Researchers from ECE, UC Berkeley and several other institutions are working to move automated vehicles onto our roadways.
Using a $3.5 million cooperative research agreement from the U.S. Department of Energy, the team is demonstrating that using intelligent control of a small number of connected and automated vehicles can improve the energy efficiency of all vehicles in the flow by reducing the effects of congestion. They are demonstrating this in real traffic for the first time.
ECE's Jonathan Sprinkle, Litton Industries John M. Leonis Distinguished Associate Professor, and professor Roman Lysecky are principal investigators for the University of Arizona’s $875,000 portion of the grant.
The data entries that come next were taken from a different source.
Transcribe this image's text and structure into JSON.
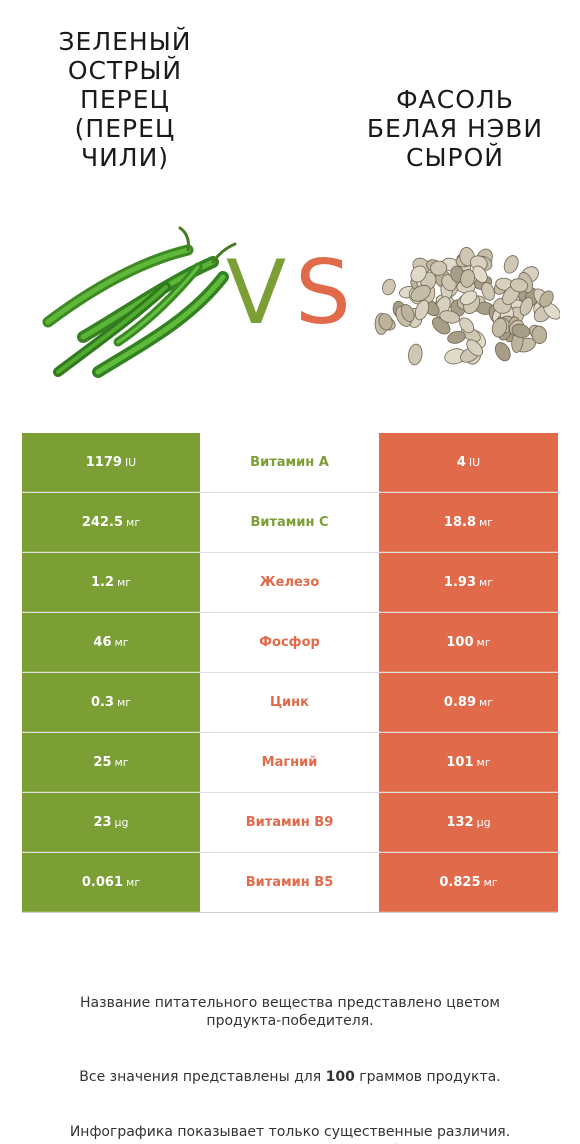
{
  "left_product": {
    "title": "ЗЕЛЕНЫЙ\nОСТРЫЙ\nПЕРЕЦ\n(ПЕРЕЦ\nЧИЛИ)",
    "color": "#7b9e35",
    "image_icon": "green-chili-pepper-icon"
  },
  "right_product": {
    "title": "ФАСОЛЬ\nБЕЛАЯ НЭВИ\nСЫРОЙ",
    "color": "#e16a4a",
    "image_icon": "navy-beans-icon"
  },
  "vs": {
    "v": "V",
    "s": "S"
  },
  "rows": [
    {
      "left_value": "1179",
      "left_unit": "IU",
      "nutrient": "Витамин A",
      "right_value": "4",
      "right_unit": "IU",
      "winner": "left"
    },
    {
      "left_value": "242.5",
      "left_unit": "мг",
      "nutrient": "Витамин C",
      "right_value": "18.8",
      "right_unit": "мг",
      "winner": "left"
    },
    {
      "left_value": "1.2",
      "left_unit": "мг",
      "nutrient": "Железо",
      "right_value": "1.93",
      "right_unit": "мг",
      "winner": "right"
    },
    {
      "left_value": "46",
      "left_unit": "мг",
      "nutrient": "Фосфор",
      "right_value": "100",
      "right_unit": "мг",
      "winner": "right"
    },
    {
      "left_value": "0.3",
      "left_unit": "мг",
      "nutrient": "Цинк",
      "right_value": "0.89",
      "right_unit": "мг",
      "winner": "right"
    },
    {
      "left_value": "25",
      "left_unit": "мг",
      "nutrient": "Магний",
      "right_value": "101",
      "right_unit": "мг",
      "winner": "right"
    },
    {
      "left_value": "23",
      "left_unit": "µg",
      "nutrient": "Витамин B9",
      "right_value": "132",
      "right_unit": "µg",
      "winner": "right"
    },
    {
      "left_value": "0.061",
      "left_unit": "мг",
      "nutrient": "Витамин B5",
      "right_value": "0.825",
      "right_unit": "мг",
      "winner": "right"
    }
  ],
  "footnote": {
    "line1": "Название питательного вещества представлено цветом\nпродукта-победителя.",
    "line2_pre": "Все значения представлены для ",
    "line2_bold": "100",
    "line2_post": " граммов продукта.",
    "line3": "Инфографика показывает только существенные различия.\nОсновным источником информации является база министерства\nсельского хозяйства США."
  }
}
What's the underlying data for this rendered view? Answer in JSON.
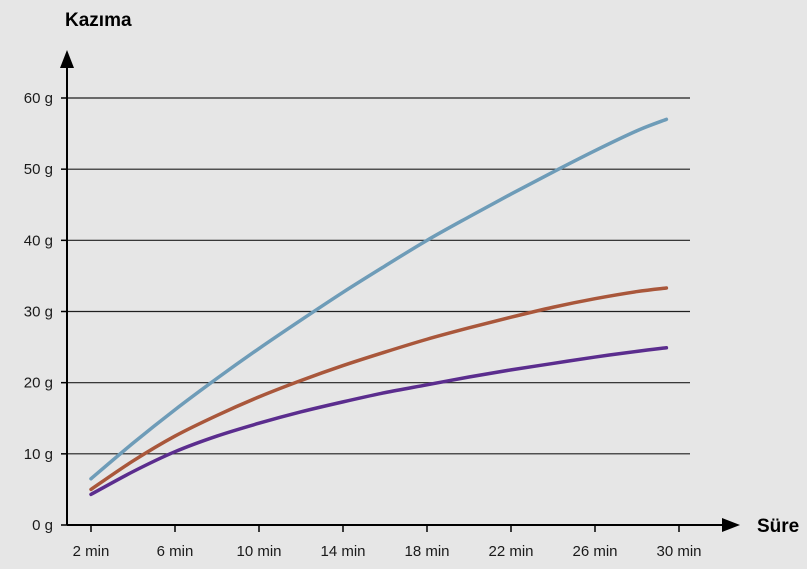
{
  "chart_data": {
    "type": "line",
    "title": "",
    "xlabel": "Süre",
    "ylabel": "Kazıma",
    "x_ticks": [
      {
        "value": 2,
        "label": "2 min"
      },
      {
        "value": 6,
        "label": "6 min"
      },
      {
        "value": 10,
        "label": "10 min"
      },
      {
        "value": 14,
        "label": "14 min"
      },
      {
        "value": 18,
        "label": "18 min"
      },
      {
        "value": 22,
        "label": "22 min"
      },
      {
        "value": 26,
        "label": "26 min"
      },
      {
        "value": 30,
        "label": "30 min"
      }
    ],
    "y_ticks": [
      {
        "value": 0,
        "label": "0 g"
      },
      {
        "value": 10,
        "label": "10 g"
      },
      {
        "value": 20,
        "label": "20 g"
      },
      {
        "value": 30,
        "label": "30 g"
      },
      {
        "value": 40,
        "label": "40 g"
      },
      {
        "value": 50,
        "label": "50 g"
      },
      {
        "value": 60,
        "label": "60 g"
      }
    ],
    "xlim": [
      0.8,
      31.5
    ],
    "ylim": [
      0,
      67
    ],
    "grid": true,
    "legend": "none",
    "series": [
      {
        "color": "#6e9cb8",
        "x": [
          2,
          4,
          6,
          8,
          10,
          12,
          14,
          16,
          18,
          20,
          22,
          24,
          26,
          28,
          29.4
        ],
        "y": [
          6.5,
          11.5,
          16.2,
          20.6,
          24.8,
          28.8,
          32.7,
          36.4,
          40.0,
          43.3,
          46.5,
          49.6,
          52.6,
          55.4,
          57.0
        ]
      },
      {
        "color": "#a9573b",
        "x": [
          2,
          4,
          6,
          8,
          10,
          12,
          14,
          16,
          18,
          20,
          22,
          24,
          26,
          28,
          29.4
        ],
        "y": [
          5.0,
          9.0,
          12.5,
          15.4,
          18.0,
          20.3,
          22.4,
          24.3,
          26.1,
          27.7,
          29.2,
          30.6,
          31.8,
          32.8,
          33.3
        ]
      },
      {
        "color": "#5b2d8e",
        "x": [
          2,
          4,
          6,
          8,
          10,
          12,
          14,
          16,
          18,
          20,
          22,
          24,
          26,
          28,
          29.4
        ],
        "y": [
          4.3,
          7.5,
          10.3,
          12.5,
          14.3,
          15.9,
          17.3,
          18.6,
          19.7,
          20.8,
          21.8,
          22.7,
          23.6,
          24.4,
          24.9
        ]
      }
    ]
  }
}
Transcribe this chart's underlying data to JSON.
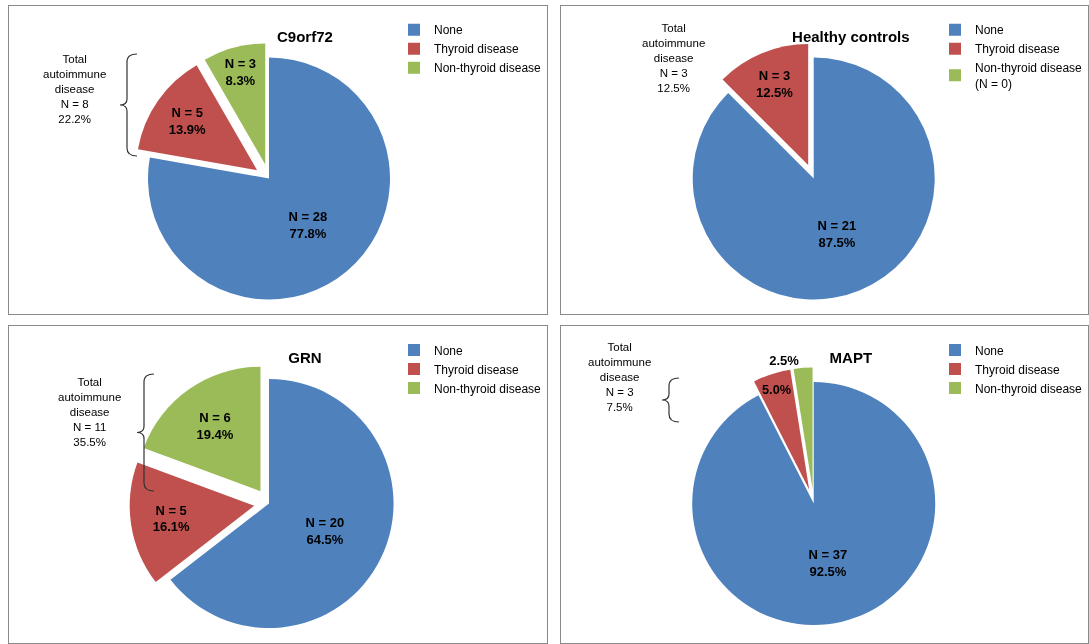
{
  "chart_data": [
    {
      "type": "pie",
      "title": "C9orf72",
      "categories": [
        "None",
        "Thyroid disease",
        "Non-thyroid disease"
      ],
      "values": [
        28,
        5,
        3
      ],
      "colors": [
        "#4f81bd",
        "#c0504d",
        "#9bbb59"
      ],
      "value_labels": [
        "N = 28\n77.8%",
        "N = 5\n13.9%",
        "N = 3\n8.3%"
      ],
      "legend": "top right",
      "annotations": [
        "Total\nautoimmune\ndisease\nN = 8\n22.2%"
      ]
    },
    {
      "type": "pie",
      "title": "Healthy controls",
      "categories": [
        "None",
        "Thyroid disease",
        "Non-thyroid disease\n(N = 0)"
      ],
      "values": [
        21,
        3,
        0
      ],
      "colors": [
        "#4f81bd",
        "#c0504d",
        "#9bbb59"
      ],
      "value_labels": [
        "N = 21\n87.5%",
        "N = 3\n12.5%",
        null
      ],
      "legend": "top right",
      "annotations": [
        "Total\nautoimmune\ndisease\nN = 3\n12.5%"
      ]
    },
    {
      "type": "pie",
      "title": "GRN",
      "categories": [
        "None",
        "Thyroid disease",
        "Non-thyroid disease"
      ],
      "values": [
        20,
        5,
        6
      ],
      "colors": [
        "#4f81bd",
        "#c0504d",
        "#9bbb59"
      ],
      "value_labels": [
        "N = 20\n64.5%",
        "N = 5\n16.1%",
        "N = 6\n19.4%"
      ],
      "legend": "top right",
      "annotations": [
        "Total\nautoimmune\ndisease\nN = 11\n35.5%"
      ]
    },
    {
      "type": "pie",
      "title": "MAPT",
      "categories": [
        "None",
        "Thyroid disease",
        "Non-thyroid disease"
      ],
      "values": [
        92.5,
        5.0,
        2.5
      ],
      "colors": [
        "#4f81bd",
        "#c0504d",
        "#9bbb59"
      ],
      "value_labels": [
        "N = 37\n92.5%",
        "5.0%",
        "2.5%"
      ],
      "legend": "top right",
      "annotations": [
        "Total\nautoimmune\ndisease\nN = 3\n7.5%"
      ]
    }
  ]
}
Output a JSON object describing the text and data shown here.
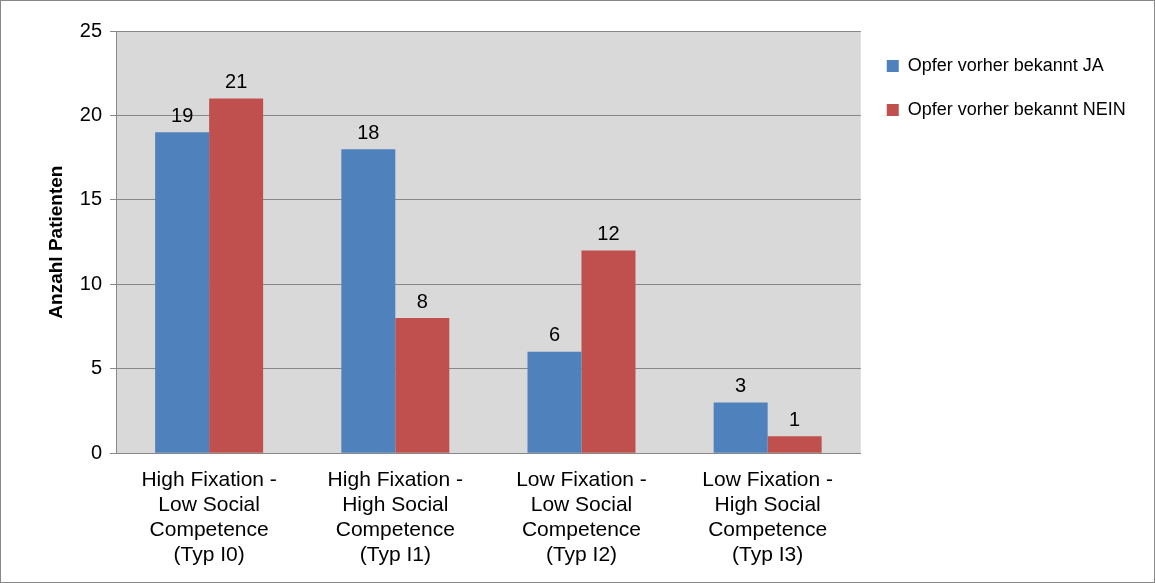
{
  "chart_data": {
    "type": "bar",
    "ylabel": "Anzahl Patienten",
    "categories": [
      "High Fixation -\nLow Social\nCompetence\n(Typ I0)",
      "High Fixation -\nHigh Social\nCompetence\n(Typ I1)",
      "Low Fixation -\nLow Social\nCompetence\n(Typ I2)",
      "Low Fixation -\nHigh Social\nCompetence\n(Typ I3)"
    ],
    "series": [
      {
        "name": "Opfer vorher bekannt JA",
        "color": "#4f81bd",
        "values": [
          19,
          18,
          6,
          3
        ]
      },
      {
        "name": "Opfer vorher bekannt NEIN",
        "color": "#c0504d",
        "values": [
          21,
          8,
          12,
          1
        ]
      }
    ],
    "ylim": [
      0,
      25
    ],
    "yticks": [
      0,
      5,
      10,
      15,
      20,
      25
    ],
    "grid": "y",
    "legend": "right",
    "data_labels": true
  }
}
The project is a continuation of the research team’s prior work, which introduced an autonomous car into a traffic circle to calm stop-and-go traffic waves, resulting in smoother flow and significantly reduced fuel consumption. In previous field experiments funded by the National Science Foundation on a single-lane track, fuel consumption decreased up to 40%. With more complex traffic conditions, including vehicles with drivers, researchers estimate that automating fewer than 5% of vehicles in the traffic flow will result in a greater than 10% energy gain.
“More and more passenger vehicles come with features that automate some driving tasks,” Sprinkle said. “New advancements in machine learning are showing how small changes to those features can work to address societal-scale challenges, such as the amount of fuel spent while sitting in stop-and-go traffic during a daily commute.”